Another question on withheld raptor persecution data

mark-ruskellWe’ve talked quite a bit on the issue of withheld raptor crime data from the Scottish Government’s 2015 annual Wildlife Crime report. We blogged about it when the report was published in November 2016 (here) and again earlier this month when Mark Ruskell MSP asked for an explanation from Police Scotland during the recent ECCLR Committee hearing on wildlife crime (see here).

This issue was raised again on Thursday during a general question session at Holyrood. The topic of ‘crime recording’ was being discussed and Mark Ruskell took the opportunity to ask a supplementary question:

“The cabinet secretary might be aware that “Wildlife Crime in Scotland—2015 Annual Report” came under scrutiny recently in the Environment, Climate Change and Land Reform Committee. It was revealed that a number of bird of prey persecution incidents from two years ago were withheld from the report despite details from other sources being in the public domain. Will the cabinet secretary undertake to investigate why that information was withheld, and will he say what Police Scotland can do to ensure that wildlife crime reporting is transparent, accurate and has the confidence of the public?”

The Cabinet Secretary for Justice, Michael Matheson, responded as follows:

“Classification and the way issues are recorded in the statistics are developed by statisticians, and the approach must comply with the code of practice that is applied to recording of crime statistics. I have no doubt that if the Scottish crime recording board believes that there is a need for any alterations, it can consider that issue, as we move forward with any changes that could take place. However, I will ensure that Mark Ruskell receives a full and detailed response on the specific nature of wildlife crimes”.

The withholding of the raptor persecution data probably wasn’t due to a faulty classification system developed by statisticians. The missing data included incidents that were very clearly crimes – there’s no ambiguity about whether 4 shot buzzards, a trap containing a live pigeon decoy, and spring traps set in the open, were crimes. They obviously were crimes, even though the police-led investigation didn’t identify the person(s) responsible for those crimes.

We await Police Scotland’s explanation for why these crimes were withheld from the Government’s annual report.

Thanks to Mark Ruskell MSP (Scottish Greens, Mid Scotland & Fife) for his persistence on this issue.


8 Responses to “Another question on withheld raptor persecution data”

  1. 1 I C T
    January 22, 2017 at 10:39 am

    Thanks again Mark.
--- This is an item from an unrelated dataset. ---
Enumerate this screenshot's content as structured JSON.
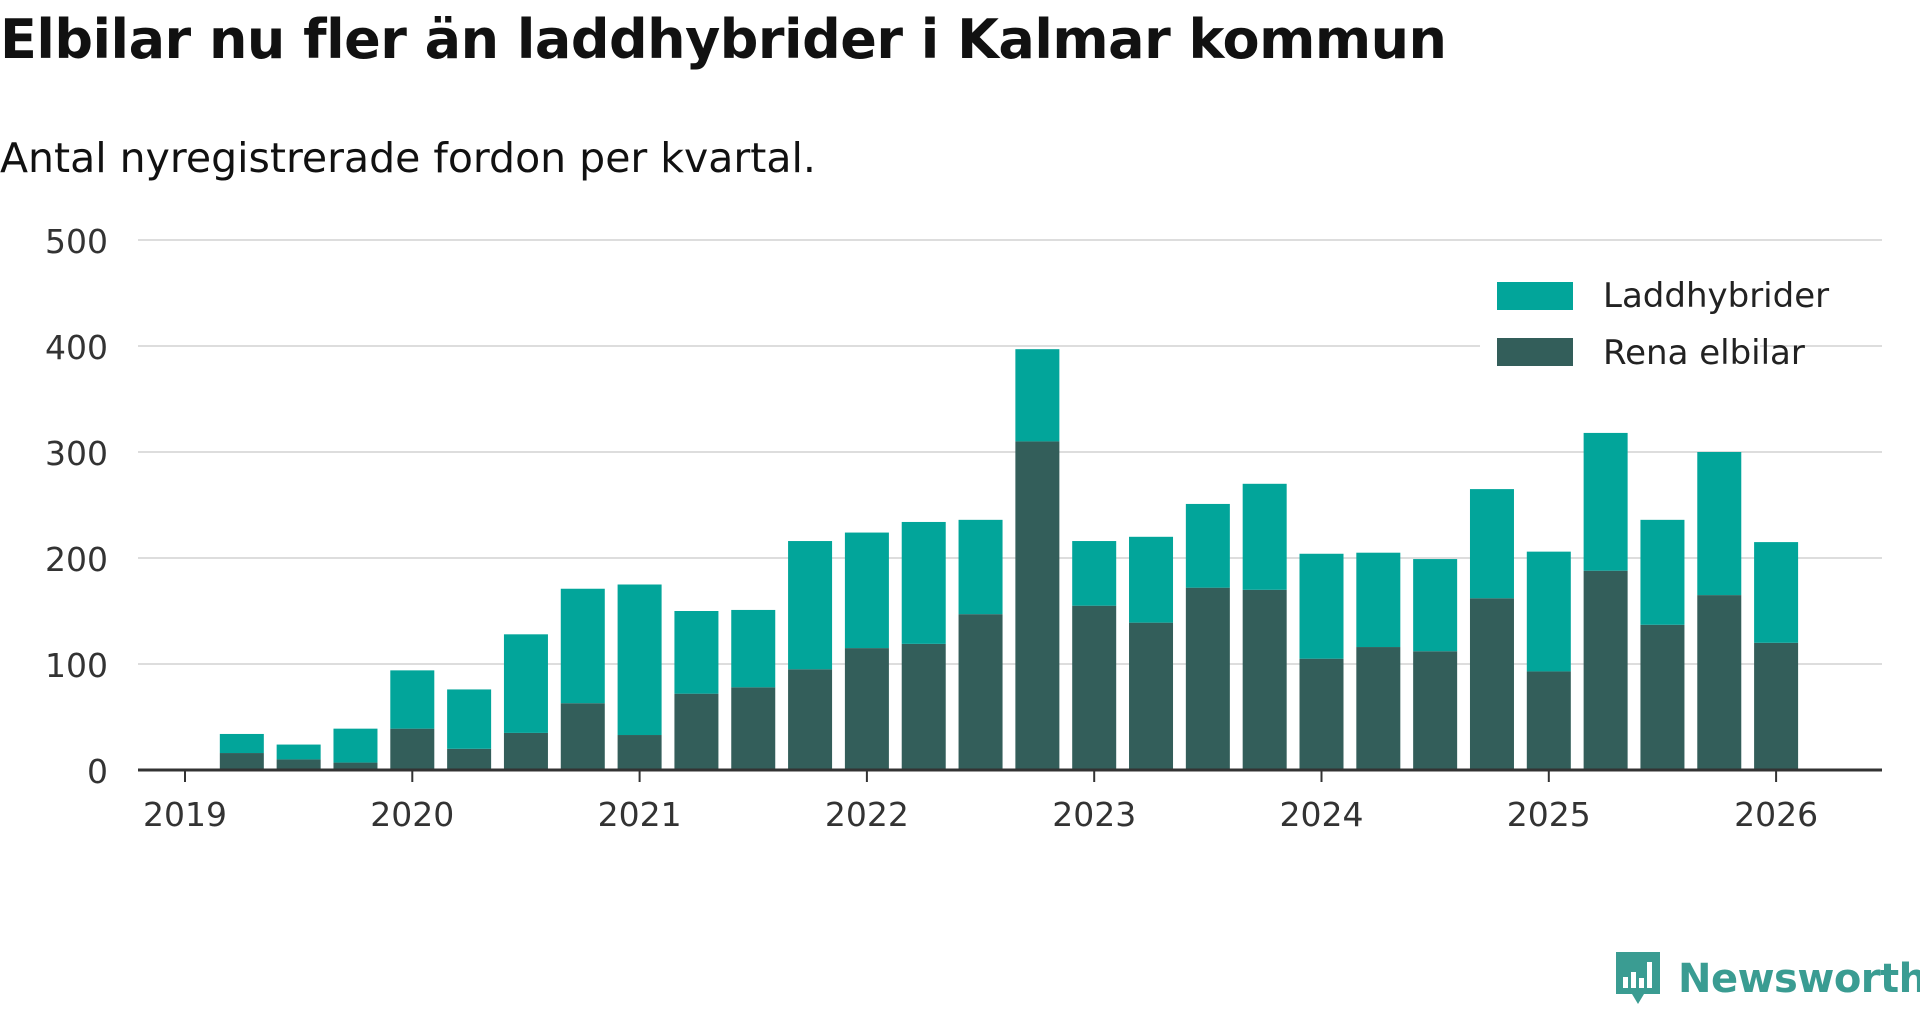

Thanks again the Scottish Greens

  2. January 22, 2017 at 2:47 pm

    The real question is “were these crimes withheld from that report so that certain persons could claim a drop in wildlife crime”?….for political reasons..in an attempt to sway the scottish parliament…on, for instance the issue of licensing for shooting estates?

  3. 3 Jack Black
    January 22, 2017 at 3:56 pm

    This highlights that the public have little trust or faith in Police Scotland.

    Surely Police Scotland and wildlife crime in general would benefit from SSPCA being given increased powers . If nothing else it would help improve public perception.

  4. 5 Tony Warburton MBE
    January 22, 2017 at 10:48 pm

    At last – an honest politician. Keep at their throats Mark, they are wriggling like worms on a hook (pun intended). And thank you for your tenacity.

  5. 6 heclasu
    January 23, 2017 at 2:52 am

    Surely if you are witholding crime data you are witholding ‘evidence’. Could this not be interpreted as an attempt to pervert the course of justice which is, in itself, a serious criminal offence. Personally, I believe a public enquiry is called for.